- Official 1980 portrait

Member of the Canadian Parliament for Kenora—Rainy River
- In office 8 November 1965 – 3 September 1984
- Preceded by: William Moore Benidickson
- Succeeded by: John Edmund Parry

Personal details
- Born: 8 February 1937 Fort Frances, Ontario, Canada
- Died: 25 August 2022 (aged 85) Ottawa, Ontario, Canada
- Party: Liberal
- Other political affiliations: Liberal-Labour
- Spouse: Marie Ellen Balcaen (m. 1966)
- Children: four
- Alma mater: University of Manitoba, University of Toronto
- Profession: professor, lecturer, teacher

= John Mercer Reid =

Canadian politician (1937–2022)

John Mercer Reid, (8 February 1937 – 25 August 2022) was a Canadian politician and an Information Commissioner of Canada who served as president of the Canadian Nuclear Association.

==History==
He earned university degrees in history from the University of Manitoba and was studying for his doctorate from the University of Toronto when he was offered a job as special assistant to member of parliament William Benidickson. In 1965 Benedickson was nominated to the Senate of Canada and Reid was nominated to replace him as candidate for his seat as an MP in the 1965 election.

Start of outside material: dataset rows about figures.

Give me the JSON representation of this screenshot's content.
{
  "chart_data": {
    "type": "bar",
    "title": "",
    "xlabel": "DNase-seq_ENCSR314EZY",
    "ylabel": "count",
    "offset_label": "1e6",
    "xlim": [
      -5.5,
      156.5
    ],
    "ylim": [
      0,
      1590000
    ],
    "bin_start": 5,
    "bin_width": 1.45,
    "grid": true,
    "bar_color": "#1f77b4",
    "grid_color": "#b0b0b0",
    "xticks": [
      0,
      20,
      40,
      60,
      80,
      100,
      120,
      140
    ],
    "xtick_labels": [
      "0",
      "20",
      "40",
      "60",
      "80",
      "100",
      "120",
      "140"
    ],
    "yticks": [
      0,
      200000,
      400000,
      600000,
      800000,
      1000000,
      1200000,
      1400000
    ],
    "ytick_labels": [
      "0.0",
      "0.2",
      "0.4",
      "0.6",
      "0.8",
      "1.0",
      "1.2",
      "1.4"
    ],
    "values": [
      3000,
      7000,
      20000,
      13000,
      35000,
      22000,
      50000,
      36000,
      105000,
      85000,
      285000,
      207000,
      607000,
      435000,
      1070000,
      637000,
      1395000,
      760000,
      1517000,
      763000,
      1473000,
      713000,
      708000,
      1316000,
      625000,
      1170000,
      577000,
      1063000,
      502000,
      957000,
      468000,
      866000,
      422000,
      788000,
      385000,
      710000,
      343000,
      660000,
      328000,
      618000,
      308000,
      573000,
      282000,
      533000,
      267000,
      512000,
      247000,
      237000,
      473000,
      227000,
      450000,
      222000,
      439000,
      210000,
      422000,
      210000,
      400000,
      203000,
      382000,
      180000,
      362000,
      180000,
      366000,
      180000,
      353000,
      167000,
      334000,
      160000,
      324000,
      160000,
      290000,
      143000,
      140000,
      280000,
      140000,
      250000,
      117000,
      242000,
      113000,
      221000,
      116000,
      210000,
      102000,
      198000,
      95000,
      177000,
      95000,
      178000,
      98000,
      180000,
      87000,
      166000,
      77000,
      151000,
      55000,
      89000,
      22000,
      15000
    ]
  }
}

He was first elected to the House of Commons of Canada in the 1965 election as a Liberal Member of Parliament (MP). In the 1968 federal election, he was returned as Canada's sole Liberal-Labour MP, although he remained in the Liberal caucus. The Liberal-Labour label was a reflection of a longstanding tradition in the riding of Kenora—Rainy River aimed at deflecting votes from the New Democratic Party, rather than as a mark of political dissent.

After the 1972 election, Reid was redesignated as a Liberal MP and became parliamentary secretary to the President of the Queen's Privy Council for Canada, and worked on issues such as improving the access of MPs to government records.

In 1978, Reid joined the Cabinet of Prime Minister Pierre Trudeau as Minister of State for federal-provincial relations, and remained in that position until the defeat of the Liberal government in the 1979 election. Reid remained an MP until his own defeat in the 1984 election.

In his post-political career, Reid became a public affairs consultant. He served as president of the Canadian Nuclear Association from 1990 until 1995. He then represented Canada on the Organization for Security and Co-operation in Europe's Mission to Bosnia and Herzegovina, and was also a member of the Provisional Election Commission responsible for writing and implementing an Election Act. He was also an advisor to the Chief Electoral Officer on UN Transitional Administration in Eastern Slovenia.

In 1998, Reid was appointed Information Commissioner of Canada for a seven-year term. The Information Commissioner of Canada is an independent ombudsman who investigates complaints from those who believe they have been denied rights to government information under the Access to Information Act.

In 2001, Reid was the recipient of the Distinguished Service Award from the Canadian Association of Former Parliamentarians, awarded to a former parliamentarian "who has made an outstanding contribution to the country and its democratic institutions." He died on 25 August 2022 at the age of 85, from cancer.